Bank didn’t approve €2.7m loan to Michael Lynn, court hears
Loan over €2.7m would not have been approved by Bank of Ireland if it had knowledge of false or misleading documents submitted when applying, multimillion-euro theft trial heard of former attorney Michael Lynn.
Mr Lynn (53) faces 21 charges relating to the alleged theft of around €27 million from seven financial institutions, the trial heard. He denies all the charges against him.
The financial institutions concerned are Bank of Ireland Mortgages Bank Ltd, Danske Bank, Irish Life and Permanent, Ulster Bank, ACC Bank PLC, Bank of Scotland Ireland Ltd and Irish Nationwide Building Society.
Mr Lynn of Millbrook Court, Red Cross, Co Wicklow, pleaded not guilty to 21 counts of theft in Dublin between October 23, 2006 and April 20, 2007.
According to the prosecution, Mr Lynn obtained several mortgages on the same properties in a situation where the banks were unaware that other institutions were also providing financing.
Testifying on Tuesday, Arthur King told Patrick McGrath SC, prosecuting, that before his retirement he worked for a subsidiary of Bank of Ireland and that in 2010 he produced copies of Bank of Ireland Mortgages records to gardaí.
Mr King said court documents showed Mr Lynn wrote to the bank in September 2006 asking for mortgages for the purchase of eight properties in Co Dublin with a demand for 85% of their value, i.e. €2,742,000.
He identified a document as a loan offer sent by the bank to Mr. Lynn to sign and return, thereby accepting the terms contained in the loan offer.
Mr King said that in December 2006 a check for €2,742,000 was issued to Mr Lynn. He said mortgage payments were made monthly to the bank throughout 2007, but payments stopped after a final payment in September 2007.
He said following the non-payments inquiries were made which established that a number of other mortgages had been taken out on the properties by Mr Lynn from other financial institutions. He said Mr Lynn was never registered as the owner of the properties.
Mr King said two conditions in the loan offer which had not been met were that firstly there was no legal charge on any of the eight properties, and secondly that Mr Lynn was not registered as owner of the properties as he had undertaken.
He said this was a direct breach of the covenant to the bank that Mr Lynn had signed in that document and therefore he was unable to meet the terms of the loan.

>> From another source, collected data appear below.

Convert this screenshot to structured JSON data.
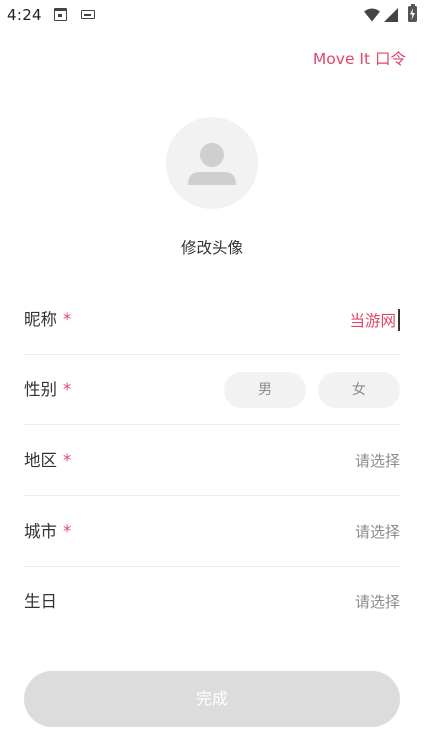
{
  "status_bar": {
    "time": "4:24",
    "icons": [
      "calendar-icon",
      "keyboard-icon",
      "wifi-icon",
      "signal-icon",
      "battery-charging-icon"
    ]
  },
  "header": {
    "action_label": "Move It 口令"
  },
  "avatar": {
    "change_label": "修改头像",
    "icon": "person-placeholder-icon"
  },
  "form": {
    "required_mark": "*",
    "nickname": {
      "label": "昵称",
      "value": "当游网"
    },
    "gender": {
      "label": "性别",
      "options": [
        "男",
        "女"
      ]
    },
    "region": {
      "label": "地区",
      "value": "请选择"
    },
    "city": {
      "label": "城市",
      "value": "请选择"
    },
    "birthday": {
      "label": "生日",
      "value": "请选择"
    }
  },
  "submit": {
    "label": "完成"
  },
  "colors": {
    "accent": "#e1466a",
    "button_disabled": "#dcdcdc",
    "placeholder_gray": "#8c8c8c"
  }
}
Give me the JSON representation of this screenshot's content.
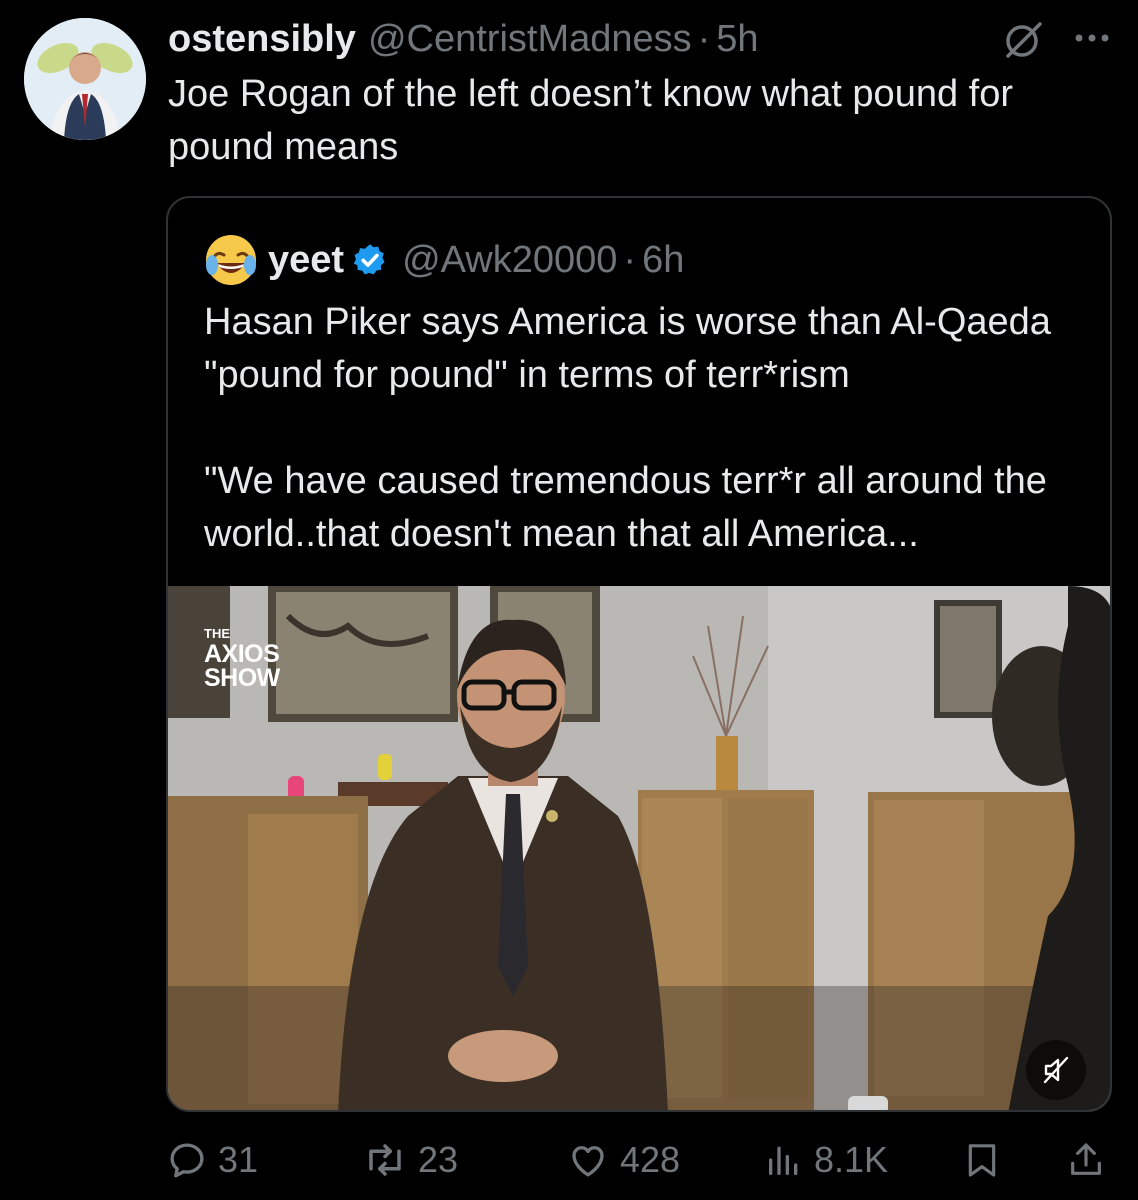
{
  "post": {
    "author_name": "ostensibly",
    "author_handle": "@CentristMadness",
    "separator": "·",
    "time": "5h",
    "text": "Joe Rogan of the left doesn’t know what pound for pound means"
  },
  "quoted_post": {
    "author_name": "yeet",
    "author_handle": "@Awk20000",
    "separator": "·",
    "time": "6h",
    "paragraph_1": "Hasan Piker says America is worse than Al-Qaeda \"pound for pound\" in terms of terr*rism",
    "paragraph_2": "\"We have caused tremendous terr*r all around the world..that doesn't mean that all America...",
    "media": {
      "logo_top": "THE",
      "logo_line_1": "AXIOS",
      "logo_line_2": "SHOW"
    }
  },
  "actions": {
    "replies": "31",
    "reposts": "23",
    "likes": "428",
    "views": "8.1K"
  },
  "colors": {
    "background": "#000000",
    "text": "#e7e9ea",
    "secondary": "#71767b",
    "verified": "#1d9bf0",
    "border": "#2f3336"
  },
  "icons": [
    "grok-icon",
    "more-icon",
    "verified-icon",
    "mute-icon",
    "reply-icon",
    "repost-icon",
    "like-icon",
    "views-icon",
    "bookmark-icon",
    "share-icon"
  ]
}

He said that as a result of this failure, the bank was exposed to a loss of a significant portion of the outstanding amount.
Mr King said that if the bank had been aware of false or misleading documents submitted during the application and that a covenant was not going to be honoured, the loan would not have been approved and the check would not have been issued.
Testifying earlier in the trial, John Kinsella told Mr McGrath that he was a partner at accounting firm Kinsella Mitchell & Associates, a firm that became an independent auditor for a company owned by Mr Lynn and became an accountant for his legal practice.
State of play
It is alleged by the prosecution that Mr Lynn provided inventory documents purporting to be from an accounting firm, but which also did not and did not present a complete picture of his financial situation.
Mr. Kinsella testified at trial that two documents, purporting to be business statements for Mr. Lynn and signed by his company, did not in fact bear the company’s signature and were not documents produced by his company.
Giving evidence earlier on Tuesday, Mr Kinsella said a document purporting to be an inventory, which was submitted when applying for a mortgage at ACC Bank for the purchase of a property in Howth, Co Dublin , was not a document prepared by its solidifier.
Mr. Kinsella said the signature and stamp that appeared on the document was not his company’s signature and stamp. He said the last condition report his company provided to Mr. Lynn was from July 2006 and that document was dated September 2006.
“very different portfolios of documents”.
Mr. Kinsella agreed that he had already confirmed that the other alleged condition report was not a document produced by his company.
The trial continues Wednesday, before Judge Martin Nolan and a jury.